Por Yusnaby Pérez, 01/12/2014
La Navidad, tema polémico en estas fechas. Sin dudas, muchas
marcas comerciales utilizan este motivo de celebración como estrategia de
marketing; y debido al rechazo de este fenómeno de consumismo en el mundo, hoy
la Navidad cuenta con muchos detractores.
Sin embargo, por esta vía quisiera contarles mi historia navideña.
Vivo en un país donde tener otro credo paralelo al dogma comunista es
mal visto y hasta censurado. El gobierno cubano desde sus inicios asoció todas
las tradiciones religiosas de esta índole con “prácticas capitalistas”.
Recuerdo ahora mismo cuantos religiosos o hijos de religiosos fueron expulsados
de las universidades o de sus puestos de trabajo en los primeros 30 años del
castrismo. Ir a la iglesia, tener una estampilla de Jesucristo o de la virgen
en casa, asistir a un bautizo o simplemente poner un árbol de navidad eran (y
aún son) algunos de los tabúes que han aniquilado nuestra fe por represalias
hacia nuestra conciencia.
Hoy que tengo 25 años pienso en la cara de mi madre aquel día que le
dije -“Mami, quiero un arbolito de navidad”- y se me estruja el corazón. De
sólo imaginar los artilugios que ella tenía que hacer para que yo viviera la
fantasía navideña sin que los vecinos se enteraran, me hace quererla muchísimo
más.
Como condición, tenía que sacar buenas calificaciones en la escuela: ¡y
las sacaba! Luego ella conseguía varios bombillos pequeños de neveras y les pintaba
el cristal con acuarela de colores. Con la ayuda de mi padre hacía la conexión
eléctrica en serie de las “guirnaldas caseras” y adornaban con ellas una planta
ornamental que mi abuela tenía en una maceta. A mí me tocaba dibujar en cartón,
recortar y colocar la estrella blanca de la punta del “árbol”.
Mi árbol navideño parecía cualquier cosa menos un árbol navideño; nada
que ver con esos pinos preciosos con miles de bombillitos intermitentes que
salen en las postales; pero era mi árbol, aunque solamente se encendía de 9 a
10 de la noche, horario en que todas las ventanas y puertas de mi casa
permanecían cerradas para que ningún vecino lo viera.
Y los regalos, ¡esa era la mejor parte!

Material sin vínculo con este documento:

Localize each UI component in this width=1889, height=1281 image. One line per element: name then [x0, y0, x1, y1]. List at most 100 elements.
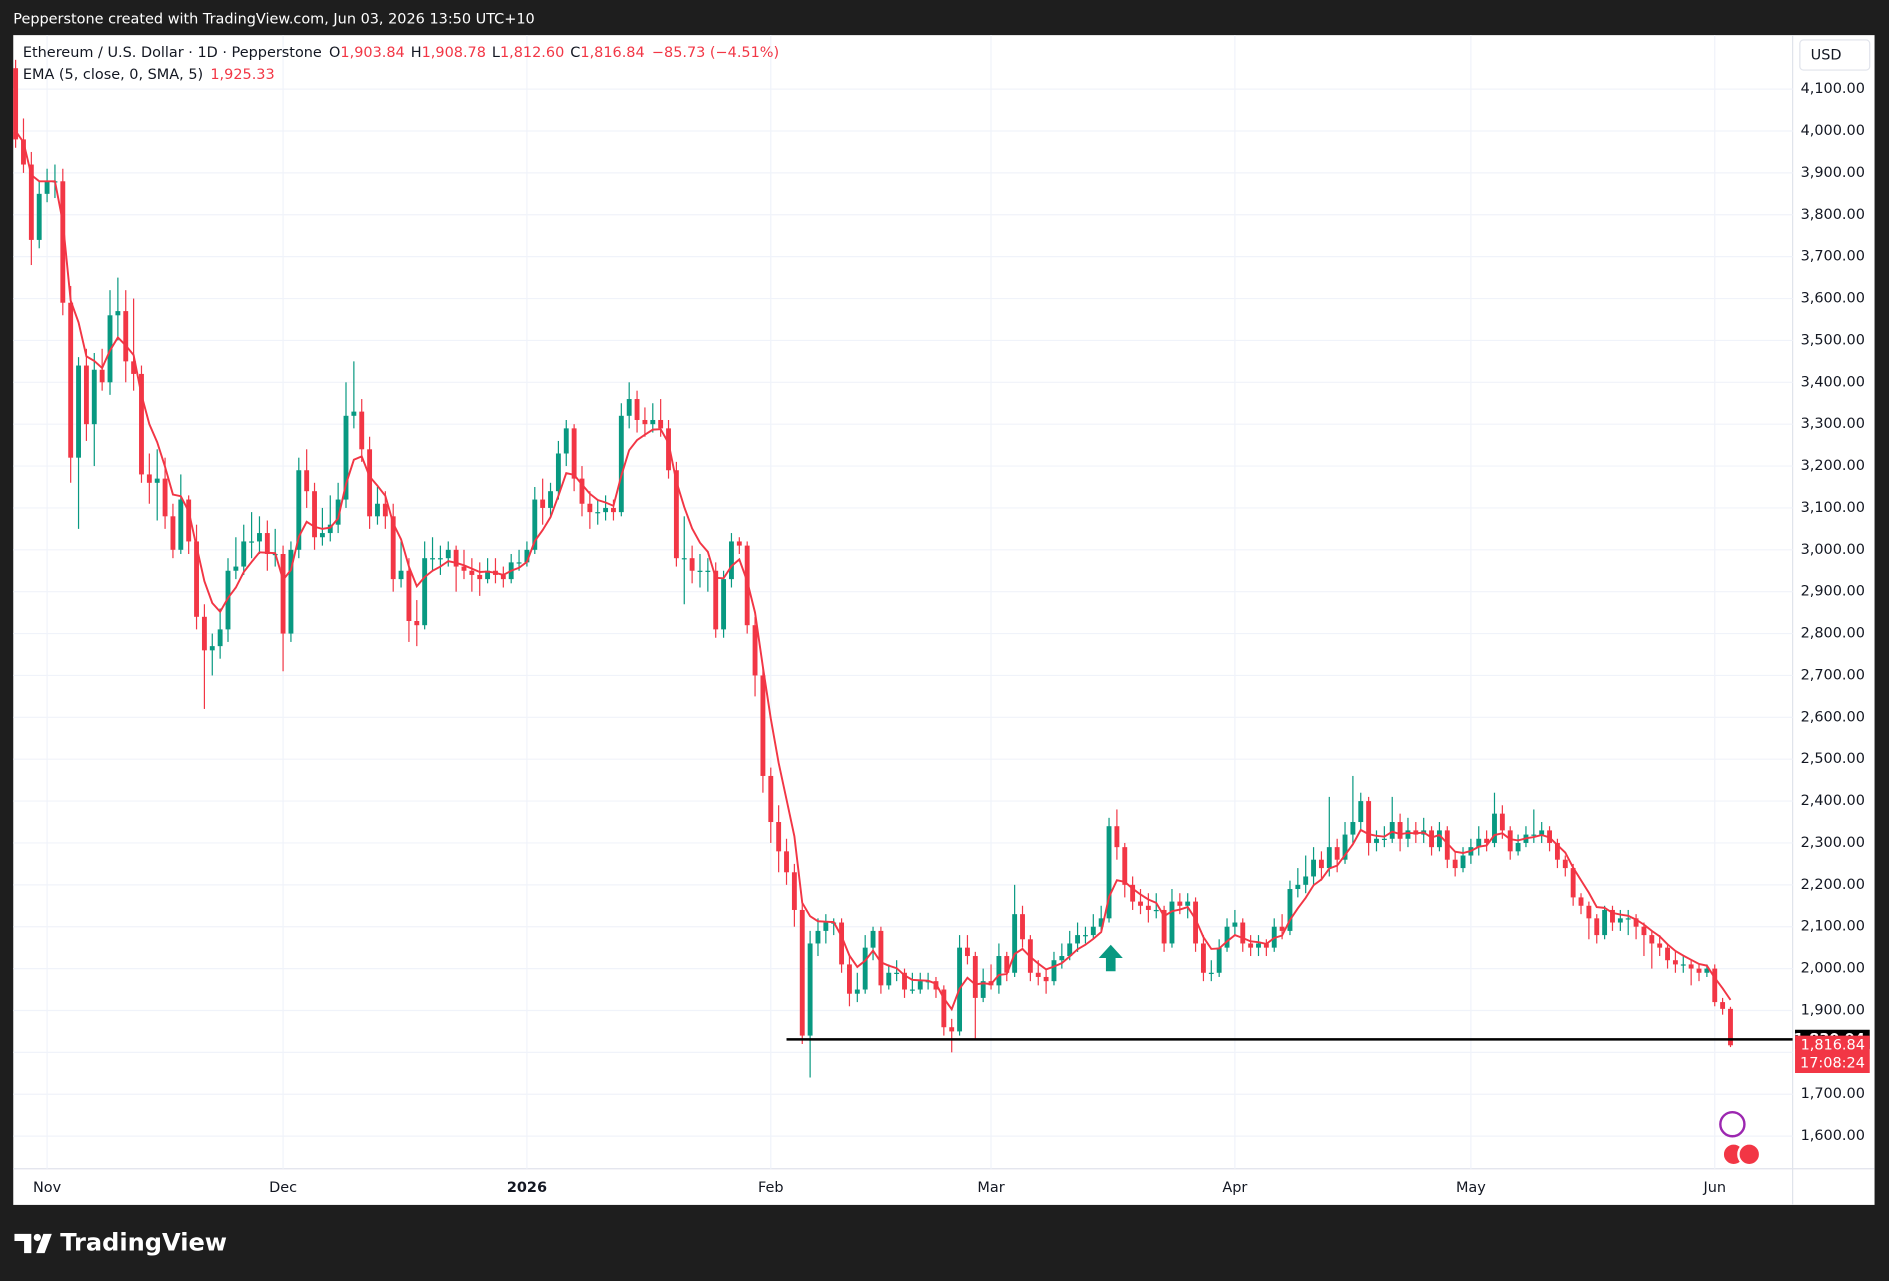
candle-body — [1444, 830, 1450, 860]
candle-body — [642, 419, 648, 425]
candle-body — [1216, 947, 1222, 973]
candle-body — [1098, 918, 1104, 927]
candle-body — [634, 399, 640, 420]
candle-body — [304, 470, 310, 492]
candle-body — [1460, 855, 1466, 869]
candle-body — [1035, 972, 1041, 977]
indicator-line: EMA (5, close, 0, SMA, 5) 1,925.33 — [23, 67, 275, 83]
ema-line — [14, 130, 1732, 1012]
candle-body — [139, 373, 144, 475]
candle-body — [847, 964, 852, 994]
candle-body — [241, 541, 247, 567]
event-icon[interactable] — [1719, 1110, 1746, 1138]
currency[interactable]: USD — [1811, 48, 1842, 64]
candle-body — [1649, 935, 1655, 944]
legend-line: Ethereum / U.S. Dollar · 1D · Pepperston… — [23, 45, 779, 61]
candle-body — [1082, 935, 1088, 937]
candle-body — [1075, 935, 1081, 944]
currency-button[interactable] — [1799, 39, 1871, 71]
candle-body — [1287, 889, 1293, 931]
logo-dot — [33, 1233, 41, 1242]
candle-body — [1200, 943, 1206, 973]
candle-body — [697, 570, 703, 572]
candle-body — [736, 541, 742, 546]
candle-body — [406, 570, 412, 622]
candle-body — [68, 302, 74, 458]
candle-body — [375, 503, 380, 517]
y-tick-label: 3,500.00 — [1801, 332, 1865, 348]
candle-body — [485, 570, 491, 580]
candle-body — [1004, 956, 1010, 973]
candle-body — [123, 311, 129, 362]
candle-body — [666, 428, 671, 471]
candle-body — [870, 930, 876, 948]
candle-body — [343, 415, 349, 500]
candle-body — [1507, 830, 1513, 852]
field-key: H — [411, 45, 422, 61]
candle-body — [335, 499, 341, 525]
candle-body — [752, 625, 758, 676]
candle-body — [1020, 914, 1025, 940]
flag-icon[interactable] — [1737, 1142, 1762, 1167]
candle-body — [382, 503, 388, 517]
candle-body — [1657, 943, 1663, 948]
candle-body — [1145, 905, 1151, 910]
candle-body — [1263, 943, 1269, 948]
candle-body — [807, 943, 813, 1036]
candle-body — [1059, 956, 1065, 961]
plot — [13, 59, 1793, 1078]
logo-mark — [14, 1233, 52, 1254]
candle-body — [744, 545, 750, 626]
candle-body — [886, 972, 892, 986]
candle-body — [1248, 943, 1254, 948]
candle-body — [178, 499, 184, 550]
candle-body — [1484, 838, 1490, 843]
candle-body — [437, 558, 443, 560]
candle-body — [225, 570, 231, 630]
candle-body — [1256, 943, 1261, 948]
field-value: 1,903.84 — [340, 45, 404, 61]
y-tick-label: 4,100.00 — [1801, 81, 1865, 97]
field-value: 1,816.84 — [580, 45, 644, 61]
candle-body — [673, 470, 679, 559]
candle-body — [941, 989, 947, 1028]
candle-body — [1240, 922, 1246, 944]
candle-body — [28, 164, 34, 240]
last-price-box — [1795, 1035, 1870, 1074]
candle-body — [917, 981, 923, 990]
candle-body — [194, 541, 199, 617]
candle-body — [186, 499, 192, 542]
buy-arrow — [1098, 944, 1123, 972]
candle-body — [367, 449, 373, 517]
candle-body — [1067, 943, 1073, 957]
candle-body — [524, 549, 530, 563]
candle-body — [327, 524, 333, 534]
candle-body — [1405, 830, 1411, 839]
candle-body — [422, 558, 428, 626]
candle-body — [626, 399, 632, 416]
candle-body — [532, 499, 538, 550]
candle-body — [1090, 926, 1096, 936]
y-tick-label: 1,700.00 — [1801, 1086, 1865, 1102]
candle-body — [280, 553, 286, 634]
candle-body — [540, 499, 546, 508]
candle-body — [1208, 972, 1214, 974]
candle-body — [1515, 842, 1521, 852]
y-tick-label: 3,200.00 — [1801, 458, 1865, 474]
y-tick-label: 3,400.00 — [1801, 374, 1865, 390]
candle-body — [477, 574, 483, 580]
candle-body — [1641, 926, 1647, 936]
field-key: O — [329, 45, 340, 61]
candle-body — [799, 909, 805, 1036]
candle-body — [1153, 909, 1159, 912]
candle-body — [1476, 838, 1482, 848]
candle-body — [1610, 909, 1615, 923]
y-tick-label: 2,500.00 — [1801, 751, 1865, 767]
candle-body — [146, 474, 152, 483]
candle-body — [729, 541, 734, 580]
candle-body — [1625, 918, 1631, 920]
candle-body — [1720, 1002, 1726, 1009]
x-tick-label: Mar — [977, 1180, 1004, 1196]
y-tick-label: 3,700.00 — [1801, 249, 1865, 265]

Mi madre me decía que el 24 por
la madrugada un duende (versión censurada para que yo no mencionara a Papá Noel
en la escuela) entraba en la casa y me dejaba obsequios ocultos en diferentes
lugares. El 25 me despertaba agitado y los buscaba por todas partes. El duende
solía esconderlos detrás del televisor Caribe, dentro de mis zapatos y entre
mis libros; aunque a veces me sorprendía con lugares inesperados. ¡Qué contento
me ponía cuando los encontraba todos! Mis padres me decían “frío o caliente”.
Una navidad, el duende mágico me regaló un globo azul, una manzana y un libro
con dibujos de microscopios. ¡Wow! ¡Era tan feliz!
Cuando ya había crecido un poco recuerdo que le pregunté a mi madre:
“Mami, ¿por qué los arbolitos de navidad que hay en los hoteles y tiendas para
extranjeros llevan bolas de colores, bombillos plásticos y tienen forma de
pino?” Ella no me respondió; y hoy, le pido perdón por haberle hecho tal
pregunta y le agradezco por haber guardado silencio en vez de mentirme.
No entendía mucho de navidades, no conocía su historia ni su tradición;
pero al final, las viví con una inocente alegría, con la unión y el cariño de
mi familia y con la satisfacción de que cada 25 de diciembre casi murmurando y
a puertas cerradas me dijeran: ¡Feliz navidad!